Chaudhry captures this call to return to a place that is constantly evolving as the “Dream of Return.” To Chaudhry, this dream is quite devastating as she predicts, ”But the cruel fact of immigration is that once you leave, you never really have a home. You and the place you leave behind transform, ceaselessly, infinitely, so that when – if – you encounter each other again, you are unrecognisable to one another”(Chaudhry, 9). Despite Aziza's strong desire to return home, “... my mind wish it, you know, I have to every year going my country” she now faces the difficult realization that her country may not be the home she left all those years ago.
In Bangla, the language of Bangladesh, there is no direct translation for “to miss.” There are variations of this yearning feeling, but unfortunately, none as direct as the word itself. As Aziza and her children transform their lives around Brooklyn, there is a realization that they all miss their homeland.
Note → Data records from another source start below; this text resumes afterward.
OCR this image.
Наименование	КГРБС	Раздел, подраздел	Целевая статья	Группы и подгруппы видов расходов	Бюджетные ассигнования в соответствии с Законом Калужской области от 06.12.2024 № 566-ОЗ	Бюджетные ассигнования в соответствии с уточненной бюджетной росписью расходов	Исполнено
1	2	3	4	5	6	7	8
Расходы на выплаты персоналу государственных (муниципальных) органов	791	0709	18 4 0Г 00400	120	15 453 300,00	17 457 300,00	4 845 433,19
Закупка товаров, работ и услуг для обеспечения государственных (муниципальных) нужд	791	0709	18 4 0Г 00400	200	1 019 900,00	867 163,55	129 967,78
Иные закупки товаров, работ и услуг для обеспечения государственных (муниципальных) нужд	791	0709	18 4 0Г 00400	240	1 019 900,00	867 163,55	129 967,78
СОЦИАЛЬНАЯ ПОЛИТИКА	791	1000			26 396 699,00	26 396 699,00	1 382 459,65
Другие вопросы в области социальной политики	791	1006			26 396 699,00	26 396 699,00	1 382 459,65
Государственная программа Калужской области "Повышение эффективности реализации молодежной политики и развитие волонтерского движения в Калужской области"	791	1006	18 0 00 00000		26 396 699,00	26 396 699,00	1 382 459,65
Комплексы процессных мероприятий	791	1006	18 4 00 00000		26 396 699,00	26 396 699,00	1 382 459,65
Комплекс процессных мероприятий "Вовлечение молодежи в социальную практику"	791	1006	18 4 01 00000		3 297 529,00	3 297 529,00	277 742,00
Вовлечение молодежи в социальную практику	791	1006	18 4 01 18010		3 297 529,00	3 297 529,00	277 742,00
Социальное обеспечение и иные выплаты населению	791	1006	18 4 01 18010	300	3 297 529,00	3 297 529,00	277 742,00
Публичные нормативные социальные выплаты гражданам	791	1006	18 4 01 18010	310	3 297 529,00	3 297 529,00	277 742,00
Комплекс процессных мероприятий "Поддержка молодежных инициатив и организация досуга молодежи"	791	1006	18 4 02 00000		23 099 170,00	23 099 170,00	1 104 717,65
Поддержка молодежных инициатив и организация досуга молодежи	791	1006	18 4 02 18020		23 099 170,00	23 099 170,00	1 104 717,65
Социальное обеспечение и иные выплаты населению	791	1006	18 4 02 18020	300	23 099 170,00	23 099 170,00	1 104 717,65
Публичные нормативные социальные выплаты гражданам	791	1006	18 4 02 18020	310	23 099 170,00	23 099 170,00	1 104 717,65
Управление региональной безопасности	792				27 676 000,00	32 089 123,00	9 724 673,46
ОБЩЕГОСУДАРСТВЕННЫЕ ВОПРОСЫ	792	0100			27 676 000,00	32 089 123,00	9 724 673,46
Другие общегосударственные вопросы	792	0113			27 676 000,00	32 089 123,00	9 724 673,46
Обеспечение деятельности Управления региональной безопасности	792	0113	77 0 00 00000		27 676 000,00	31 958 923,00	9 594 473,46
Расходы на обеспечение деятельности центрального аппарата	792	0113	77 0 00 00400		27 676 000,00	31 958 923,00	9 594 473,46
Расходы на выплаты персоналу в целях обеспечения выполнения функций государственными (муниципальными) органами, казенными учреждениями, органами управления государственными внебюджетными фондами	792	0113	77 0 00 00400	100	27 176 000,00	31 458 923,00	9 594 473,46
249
To compensate for this desire, Aziza tries to preserve the rituals of Bengali life, teaching her children about Pohela Boishakh (the Bengali New Year) and the traditions of Ramadan. To her delight, the brief trips to Bangladesh over the years have resulted in her son's strong interest in returning. “Now he tells me every year he wants to go there,” Aziza shares, referring to her eldest son. Perhaps, Aziza’s “Dream of Return” will live on through her successful attempts to inspire a love of Bangladesh within her own children.
Eid prayer in Washington Square Park, New York City.
Despite Chaudhry’s disillusionment in stating that, “The Dream of Return dies for most immigrants well before they are buried in the foreign land that will become the closest thing to home that they will ever know,” it remains to be said what the children of immigrants will decide when it comes to appreciating their heritage. (Chaudhry, 10).
Aziza’s story echoes that of all immigrant women and is marked by the ongoing negotiation of identity, culture, and motherhood. The intersection of these forces shapes her narrative as she creates a life that is constantly shifting between two worlds: the one she left behind and the one she now inhabits. As she continues to balance the responsibilities of raising her children in a foreign land, she holds onto the hope that, one day, she will be able to return to the Bangladesh that will always be her home, even if she comes to understand that the homeland she longs for may no longer be the same.